I wouldn't call a lack of competent Russian officers in 1904 surprising, given the system they came from. But anyway, the Russo-Japanese War was a big gamble for the Japanese and I don't think it could have gone significantly better without major changes in its course.
Smaller improvements would include:
- a more successful Mukden. The Japanese achieved complete tactical victory, but the Russian army remained in being because they could not sustain the pursuit. A successful encirclement, probably realistically beyond the capacities of the battered Japanese forces, but initially envisioned, would effectively remove the Russian army in Manchuria from the equation and would allow Oyama full control of any land he cared to march into.
- no Second Pacific Squadron. If the Russians hadn't gone with that crazy idea, the Japanese fleet would have been available to screw with Kamchatka or closely blockade and shell Vladivostok. Both might make bargaining chips come the negotiations.
I still suspect the best POD is still that the British government, for any reason, decides to stand by its ally and does not allow them to be squeezed out of much of their gains at the peace conference.

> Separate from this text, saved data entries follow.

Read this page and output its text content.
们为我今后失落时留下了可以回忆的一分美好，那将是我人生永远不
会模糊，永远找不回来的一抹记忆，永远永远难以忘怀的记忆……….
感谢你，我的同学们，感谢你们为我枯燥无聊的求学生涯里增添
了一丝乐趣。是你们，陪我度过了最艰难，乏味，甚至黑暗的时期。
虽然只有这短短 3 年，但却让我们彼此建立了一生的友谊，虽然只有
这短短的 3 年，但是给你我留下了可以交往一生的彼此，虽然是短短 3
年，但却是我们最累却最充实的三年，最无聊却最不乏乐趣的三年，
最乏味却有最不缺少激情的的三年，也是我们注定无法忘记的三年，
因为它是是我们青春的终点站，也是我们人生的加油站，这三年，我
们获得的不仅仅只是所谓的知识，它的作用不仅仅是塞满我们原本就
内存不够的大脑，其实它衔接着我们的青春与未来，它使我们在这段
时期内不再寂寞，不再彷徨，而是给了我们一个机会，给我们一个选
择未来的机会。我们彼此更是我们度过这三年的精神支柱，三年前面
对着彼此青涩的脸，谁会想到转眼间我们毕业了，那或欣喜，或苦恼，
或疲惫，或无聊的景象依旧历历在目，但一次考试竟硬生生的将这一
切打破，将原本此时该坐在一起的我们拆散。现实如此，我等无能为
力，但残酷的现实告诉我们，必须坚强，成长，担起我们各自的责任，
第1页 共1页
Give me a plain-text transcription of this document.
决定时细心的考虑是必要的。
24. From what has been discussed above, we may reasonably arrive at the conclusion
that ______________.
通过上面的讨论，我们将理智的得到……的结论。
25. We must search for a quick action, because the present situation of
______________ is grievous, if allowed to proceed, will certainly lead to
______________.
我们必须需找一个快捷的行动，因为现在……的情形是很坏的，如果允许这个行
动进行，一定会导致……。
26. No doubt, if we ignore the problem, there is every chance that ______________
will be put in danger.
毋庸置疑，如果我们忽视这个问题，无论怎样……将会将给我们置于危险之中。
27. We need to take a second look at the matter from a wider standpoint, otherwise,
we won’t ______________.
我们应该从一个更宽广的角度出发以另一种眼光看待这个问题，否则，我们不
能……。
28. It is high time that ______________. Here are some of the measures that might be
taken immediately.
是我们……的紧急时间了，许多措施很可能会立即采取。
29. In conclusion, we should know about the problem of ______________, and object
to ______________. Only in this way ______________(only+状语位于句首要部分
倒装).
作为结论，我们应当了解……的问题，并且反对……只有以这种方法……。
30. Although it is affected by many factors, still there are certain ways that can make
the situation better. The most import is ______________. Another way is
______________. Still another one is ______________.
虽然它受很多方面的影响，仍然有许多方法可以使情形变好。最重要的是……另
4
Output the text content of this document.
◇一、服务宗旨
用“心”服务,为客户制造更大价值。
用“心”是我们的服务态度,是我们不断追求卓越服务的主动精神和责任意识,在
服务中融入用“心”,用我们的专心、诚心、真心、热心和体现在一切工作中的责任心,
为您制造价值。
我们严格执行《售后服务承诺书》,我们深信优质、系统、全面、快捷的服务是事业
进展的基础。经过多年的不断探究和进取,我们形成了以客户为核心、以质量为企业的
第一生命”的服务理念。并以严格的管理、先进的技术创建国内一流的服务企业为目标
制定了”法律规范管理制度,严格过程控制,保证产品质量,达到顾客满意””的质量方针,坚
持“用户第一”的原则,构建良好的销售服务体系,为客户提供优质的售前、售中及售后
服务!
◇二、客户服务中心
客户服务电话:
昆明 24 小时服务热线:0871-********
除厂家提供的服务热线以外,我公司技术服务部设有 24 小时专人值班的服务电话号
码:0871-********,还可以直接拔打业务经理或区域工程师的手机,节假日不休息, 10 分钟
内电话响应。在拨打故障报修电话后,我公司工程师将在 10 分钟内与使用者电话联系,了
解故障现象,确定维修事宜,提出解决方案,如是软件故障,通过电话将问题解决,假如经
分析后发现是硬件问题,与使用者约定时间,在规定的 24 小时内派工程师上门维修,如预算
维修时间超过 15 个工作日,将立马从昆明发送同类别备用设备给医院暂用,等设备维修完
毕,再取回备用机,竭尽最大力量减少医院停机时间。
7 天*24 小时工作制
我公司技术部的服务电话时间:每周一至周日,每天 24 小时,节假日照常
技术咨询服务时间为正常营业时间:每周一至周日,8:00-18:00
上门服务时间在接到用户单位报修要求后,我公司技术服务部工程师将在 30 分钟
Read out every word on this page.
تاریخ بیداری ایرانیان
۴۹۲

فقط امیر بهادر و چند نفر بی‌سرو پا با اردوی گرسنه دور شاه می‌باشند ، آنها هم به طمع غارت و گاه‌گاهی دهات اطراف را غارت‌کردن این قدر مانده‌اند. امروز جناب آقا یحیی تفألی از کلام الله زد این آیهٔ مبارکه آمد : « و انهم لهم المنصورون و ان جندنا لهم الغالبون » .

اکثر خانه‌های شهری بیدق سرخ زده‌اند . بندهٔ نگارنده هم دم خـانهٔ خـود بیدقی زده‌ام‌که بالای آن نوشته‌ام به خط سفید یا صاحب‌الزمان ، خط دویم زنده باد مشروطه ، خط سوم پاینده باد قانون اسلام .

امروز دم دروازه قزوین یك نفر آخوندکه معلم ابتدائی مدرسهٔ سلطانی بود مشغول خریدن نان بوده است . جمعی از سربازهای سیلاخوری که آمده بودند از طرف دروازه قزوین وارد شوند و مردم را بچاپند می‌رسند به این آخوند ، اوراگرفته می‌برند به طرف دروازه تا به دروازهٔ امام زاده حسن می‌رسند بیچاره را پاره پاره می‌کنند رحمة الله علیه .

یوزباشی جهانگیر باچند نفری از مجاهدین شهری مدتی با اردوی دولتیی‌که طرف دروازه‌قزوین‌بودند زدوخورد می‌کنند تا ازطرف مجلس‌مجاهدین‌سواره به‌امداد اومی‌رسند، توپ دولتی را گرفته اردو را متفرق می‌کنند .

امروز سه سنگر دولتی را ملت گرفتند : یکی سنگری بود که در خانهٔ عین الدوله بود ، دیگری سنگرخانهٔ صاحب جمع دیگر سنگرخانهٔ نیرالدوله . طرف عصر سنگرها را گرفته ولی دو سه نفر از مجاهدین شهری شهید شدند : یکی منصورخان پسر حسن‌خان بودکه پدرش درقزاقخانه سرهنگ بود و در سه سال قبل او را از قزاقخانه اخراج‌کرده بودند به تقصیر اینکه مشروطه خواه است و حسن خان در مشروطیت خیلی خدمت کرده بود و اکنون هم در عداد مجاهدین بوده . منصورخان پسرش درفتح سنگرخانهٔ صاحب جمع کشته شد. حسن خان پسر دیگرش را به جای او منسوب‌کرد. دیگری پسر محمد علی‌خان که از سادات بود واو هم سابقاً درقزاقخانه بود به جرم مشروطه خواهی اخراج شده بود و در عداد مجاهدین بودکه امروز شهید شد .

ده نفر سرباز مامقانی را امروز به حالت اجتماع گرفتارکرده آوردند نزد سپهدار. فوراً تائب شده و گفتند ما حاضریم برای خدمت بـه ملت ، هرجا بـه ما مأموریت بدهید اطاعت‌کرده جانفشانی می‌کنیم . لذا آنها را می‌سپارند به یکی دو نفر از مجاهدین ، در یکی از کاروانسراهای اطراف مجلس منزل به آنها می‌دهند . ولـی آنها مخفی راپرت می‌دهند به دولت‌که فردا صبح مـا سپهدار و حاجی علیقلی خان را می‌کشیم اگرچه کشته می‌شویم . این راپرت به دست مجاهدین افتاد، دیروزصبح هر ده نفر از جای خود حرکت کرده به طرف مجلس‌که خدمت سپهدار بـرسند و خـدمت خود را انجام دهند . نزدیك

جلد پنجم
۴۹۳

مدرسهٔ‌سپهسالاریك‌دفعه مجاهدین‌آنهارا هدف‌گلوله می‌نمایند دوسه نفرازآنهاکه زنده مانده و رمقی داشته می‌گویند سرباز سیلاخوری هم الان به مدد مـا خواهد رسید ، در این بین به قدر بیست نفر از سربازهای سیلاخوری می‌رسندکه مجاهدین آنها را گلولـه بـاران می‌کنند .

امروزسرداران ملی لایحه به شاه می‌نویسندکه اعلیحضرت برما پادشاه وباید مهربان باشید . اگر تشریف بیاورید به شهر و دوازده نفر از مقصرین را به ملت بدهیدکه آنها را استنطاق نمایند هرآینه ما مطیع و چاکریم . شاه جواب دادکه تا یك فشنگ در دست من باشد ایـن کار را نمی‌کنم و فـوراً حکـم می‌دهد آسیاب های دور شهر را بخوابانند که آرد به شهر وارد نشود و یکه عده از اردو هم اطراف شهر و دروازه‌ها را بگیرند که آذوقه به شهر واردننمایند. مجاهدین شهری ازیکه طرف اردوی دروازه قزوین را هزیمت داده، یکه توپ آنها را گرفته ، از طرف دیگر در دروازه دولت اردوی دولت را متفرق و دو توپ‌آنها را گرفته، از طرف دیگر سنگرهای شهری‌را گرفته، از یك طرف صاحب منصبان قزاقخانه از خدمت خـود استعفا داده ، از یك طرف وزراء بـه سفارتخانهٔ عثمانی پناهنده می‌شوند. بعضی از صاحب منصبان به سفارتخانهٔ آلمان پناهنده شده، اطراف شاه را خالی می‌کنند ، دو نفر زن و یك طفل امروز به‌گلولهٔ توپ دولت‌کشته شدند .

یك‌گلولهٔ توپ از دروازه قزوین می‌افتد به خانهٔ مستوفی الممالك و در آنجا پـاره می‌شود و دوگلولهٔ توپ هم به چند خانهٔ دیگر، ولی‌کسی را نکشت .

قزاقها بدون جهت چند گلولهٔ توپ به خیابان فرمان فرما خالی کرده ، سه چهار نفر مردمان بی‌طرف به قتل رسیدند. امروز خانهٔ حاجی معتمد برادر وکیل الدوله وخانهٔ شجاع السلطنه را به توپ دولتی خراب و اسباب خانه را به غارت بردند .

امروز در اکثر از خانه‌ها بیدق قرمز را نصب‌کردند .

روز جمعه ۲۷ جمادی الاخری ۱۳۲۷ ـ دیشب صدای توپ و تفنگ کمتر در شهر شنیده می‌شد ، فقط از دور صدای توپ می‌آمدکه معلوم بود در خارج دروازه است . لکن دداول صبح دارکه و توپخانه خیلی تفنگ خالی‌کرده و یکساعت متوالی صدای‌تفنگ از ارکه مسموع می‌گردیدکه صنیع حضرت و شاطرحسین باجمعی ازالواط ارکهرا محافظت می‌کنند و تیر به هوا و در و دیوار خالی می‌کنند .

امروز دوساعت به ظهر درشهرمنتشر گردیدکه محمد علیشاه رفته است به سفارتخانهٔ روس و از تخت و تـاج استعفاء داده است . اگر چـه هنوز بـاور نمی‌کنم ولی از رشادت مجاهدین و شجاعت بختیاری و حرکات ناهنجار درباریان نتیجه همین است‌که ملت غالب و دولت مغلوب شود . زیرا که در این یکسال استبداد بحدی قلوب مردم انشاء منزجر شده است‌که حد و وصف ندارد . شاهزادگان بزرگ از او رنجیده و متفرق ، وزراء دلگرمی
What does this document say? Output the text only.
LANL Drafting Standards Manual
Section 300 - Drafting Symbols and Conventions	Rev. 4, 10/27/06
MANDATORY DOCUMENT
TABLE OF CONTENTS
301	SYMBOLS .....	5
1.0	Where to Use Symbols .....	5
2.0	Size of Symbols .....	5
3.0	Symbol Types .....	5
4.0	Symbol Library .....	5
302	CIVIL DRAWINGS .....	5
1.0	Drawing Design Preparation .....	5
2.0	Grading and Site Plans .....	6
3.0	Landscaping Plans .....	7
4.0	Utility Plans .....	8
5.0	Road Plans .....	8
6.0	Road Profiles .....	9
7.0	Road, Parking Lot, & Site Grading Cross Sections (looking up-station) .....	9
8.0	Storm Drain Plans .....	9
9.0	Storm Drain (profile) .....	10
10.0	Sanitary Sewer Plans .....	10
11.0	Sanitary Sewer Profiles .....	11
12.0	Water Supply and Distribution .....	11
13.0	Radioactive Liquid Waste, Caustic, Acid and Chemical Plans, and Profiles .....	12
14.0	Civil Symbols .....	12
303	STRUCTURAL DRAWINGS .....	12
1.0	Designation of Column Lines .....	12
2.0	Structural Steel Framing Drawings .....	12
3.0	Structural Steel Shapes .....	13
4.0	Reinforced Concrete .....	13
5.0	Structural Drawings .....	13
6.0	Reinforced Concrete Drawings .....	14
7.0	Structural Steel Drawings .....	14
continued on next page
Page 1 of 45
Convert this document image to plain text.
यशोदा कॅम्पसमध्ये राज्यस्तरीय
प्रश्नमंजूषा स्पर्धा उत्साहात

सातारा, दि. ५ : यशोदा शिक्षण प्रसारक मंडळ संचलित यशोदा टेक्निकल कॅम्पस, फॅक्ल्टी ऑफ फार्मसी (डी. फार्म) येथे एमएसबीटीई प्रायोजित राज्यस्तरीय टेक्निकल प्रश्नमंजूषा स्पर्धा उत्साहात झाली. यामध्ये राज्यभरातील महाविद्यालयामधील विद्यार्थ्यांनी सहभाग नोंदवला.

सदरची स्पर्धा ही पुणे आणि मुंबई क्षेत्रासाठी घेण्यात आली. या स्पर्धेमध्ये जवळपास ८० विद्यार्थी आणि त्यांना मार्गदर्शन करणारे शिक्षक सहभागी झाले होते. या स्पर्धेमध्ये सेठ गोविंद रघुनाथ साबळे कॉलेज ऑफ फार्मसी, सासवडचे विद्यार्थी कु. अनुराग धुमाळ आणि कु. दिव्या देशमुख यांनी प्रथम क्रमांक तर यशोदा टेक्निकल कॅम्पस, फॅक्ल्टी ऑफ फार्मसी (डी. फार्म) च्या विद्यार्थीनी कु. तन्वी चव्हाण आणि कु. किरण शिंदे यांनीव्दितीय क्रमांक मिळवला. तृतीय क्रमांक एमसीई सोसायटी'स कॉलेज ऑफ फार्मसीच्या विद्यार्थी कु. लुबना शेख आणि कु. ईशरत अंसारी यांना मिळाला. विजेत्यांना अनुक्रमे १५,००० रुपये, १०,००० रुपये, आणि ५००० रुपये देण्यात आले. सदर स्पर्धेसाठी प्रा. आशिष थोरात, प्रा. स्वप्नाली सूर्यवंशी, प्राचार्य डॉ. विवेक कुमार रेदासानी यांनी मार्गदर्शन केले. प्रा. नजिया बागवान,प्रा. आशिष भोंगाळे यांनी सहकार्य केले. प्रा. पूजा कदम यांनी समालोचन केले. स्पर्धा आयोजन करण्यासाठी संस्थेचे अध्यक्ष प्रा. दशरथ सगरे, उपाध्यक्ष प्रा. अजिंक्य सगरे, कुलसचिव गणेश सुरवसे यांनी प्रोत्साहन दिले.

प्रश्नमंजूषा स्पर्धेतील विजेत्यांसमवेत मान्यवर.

If you want to think really big, have a war result from the Dogger Bank incident. The Royal Navy will sink the Russian fleet, and with no real front to open elsewhere, London will lavish loans and equipment on the Japanese so they can keep gnawing away at the Russians. With the 1905 revolution on the horizon, a collapse of the Russian warfighting capabilities on the scale of 1917 is possible, and that could well mean all of Manchuria, Sakhalin, and potentially even the Maritime province, Kamchatka and the Russian Aleutians (though I doubt the Japanese could hold on to those gains in the long run). But that's effectiely WWI ten years early, so I don't think it qualifies for what you want.